The destination_table block supports:

  • project_id - (Optional) The ID of the project containing this table.

  • dataset_id - (Optional) The ID of the dataset containing this table.

  • table_id - (Required) The table. Can be specified {{table_id}} if project_id and dataset_id are also set, or of the form projects/{{project}}/datasets/{{dataset_id}}/tables/{{table_id}} if not.

The destination_encryption_configuration block supports:

  • kms_key_name - (Required) Describes the Cloud KMS encryption key that will be used to protect destination BigQuery table. The BigQuery Service Account associated with your project requires access to this encryption key.

The extract block supports:

  • destination_uris - (Required) A list of fully-qualified Google Cloud Storage URIs where the extracted table should be written.

  • print_header - (Optional) Whether to print out a header row in the results. Default is true.

  • field_delimiter - (Optional) When extracting data in CSV format, this defines the delimiter to use between fields in the exported data. Default is ','

  • destination_format - (Optional) The exported file format. Possible values include CSV, NEWLINE_DELIMITED_JSON and AVRO for tables and SAVED_MODEL for models. The default value for tables is CSV. Tables with nested or repeated fields cannot be exported as CSV. The default value for models is SAVED_MODEL.

  • compression - (Optional) The compression type to use for exported files. Possible values include GZIP, DEFLATE, SNAPPY, and NONE. The default value is NONE. DEFLATE and SNAPPY are only supported for Avro.

  • use_avro_logical_types - (Optional) Whether to use logical types when extracting to AVRO format.

  • source_table - (Optional) A reference to the table being exported. Structure is documented below.

  • source_model - (Optional) A reference to the model being exported. Structure is documented below.

The source_table block supports:

  • project_id - (Optional) The ID of the project containing this table.

  • dataset_id - (Optional) The ID of the dataset containing this table.

  • table_id - (Required) The table. Can be specified {{table_id}} if project_id and dataset_id are also set, or of the form projects/{{project}}/datasets/{{dataset_id}}/tables/{{table_id}} if not.

The source_model block supports:

  • project_id - (Required) The ID of the project containing this model.

  • dataset_id - (Required) The ID of the dataset containing this model.

  • model_id - (Required) The ID of the model.


  • job_timeout_ms - (Optional) Job timeout in milliseconds. If this time limit is exceeded, BigQuery may attempt to terminate the job.

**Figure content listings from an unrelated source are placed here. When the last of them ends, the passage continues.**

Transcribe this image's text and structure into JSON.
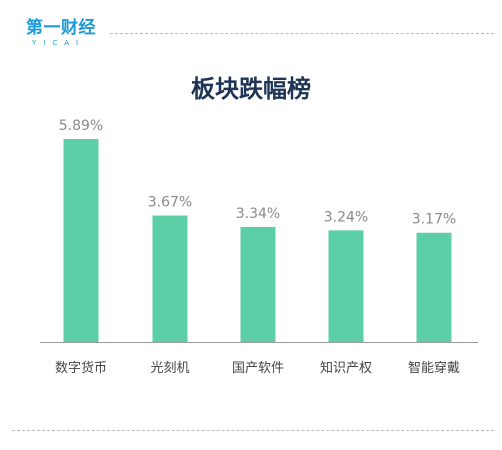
{
  "logo": {
    "text": "第一财经",
    "sub": "YICAI"
  },
  "colors": {
    "bar": "#5ccfa7",
    "value": "#8a8a8a",
    "category": "#444444",
    "axis": "#9a9a9a",
    "title": "#1f3556",
    "logo": "#1e9bd7"
  },
  "chart_data": {
    "type": "bar",
    "title": "板块跌幅榜",
    "categories": [
      "数字货币",
      "光刻机",
      "国产软件",
      "知识产权",
      "智能穿戴"
    ],
    "values": [
      5.89,
      3.67,
      3.34,
      3.24,
      3.17
    ],
    "value_labels": [
      "5.89%",
      "3.67%",
      "3.34%",
      "3.24%",
      "3.17%"
    ],
    "unit": "%",
    "ylim": [
      0,
      5.89
    ],
    "grid": false,
    "legend": "none"
  }
}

  • labels - (Optional) The labels associated with this job. You can use these to organize and group your jobs.

  • query - (Optional) Configures a query job. Structure is documented below.

  • load - (Optional) Configures a load job. Structure is documented below.

  • copy - (Optional) Copies a table. Structure is documented below.

  • extract - (Optional) Configures an extract job. Structure is documented below.

  • location - (Optional) The geographic location of the job. The default value is US.

  • project - (Optional) The ID of the project in which the resource belongs. If it is not provided, the provider project is used.

» Attributes Reference

In addition to the arguments listed above, the following computed attributes are exported:

  • id - an identifier for the resource with format projects/{{project}}/jobs/{{job_id}}

  • user_email - Email address of the user who ran the job.

  • job_type - The type of the job.

» Timeouts

This resource provides the following Timeouts configuration options:

  • create - Default is 4 minutes.
  • delete - Default is 4 minutes.

» Import

Job can be imported using any of these accepted formats:

$ terraform import google_bigquery_job.default projects/{{project}}/jobs/{{job_id}}
$ terraform import google_bigquery_job.default {{project}}/{{job_id}}
$ terraform import google_bigquery_job.default {{job_id}}

» User Project Overrides

This resource supports User Project Overrides.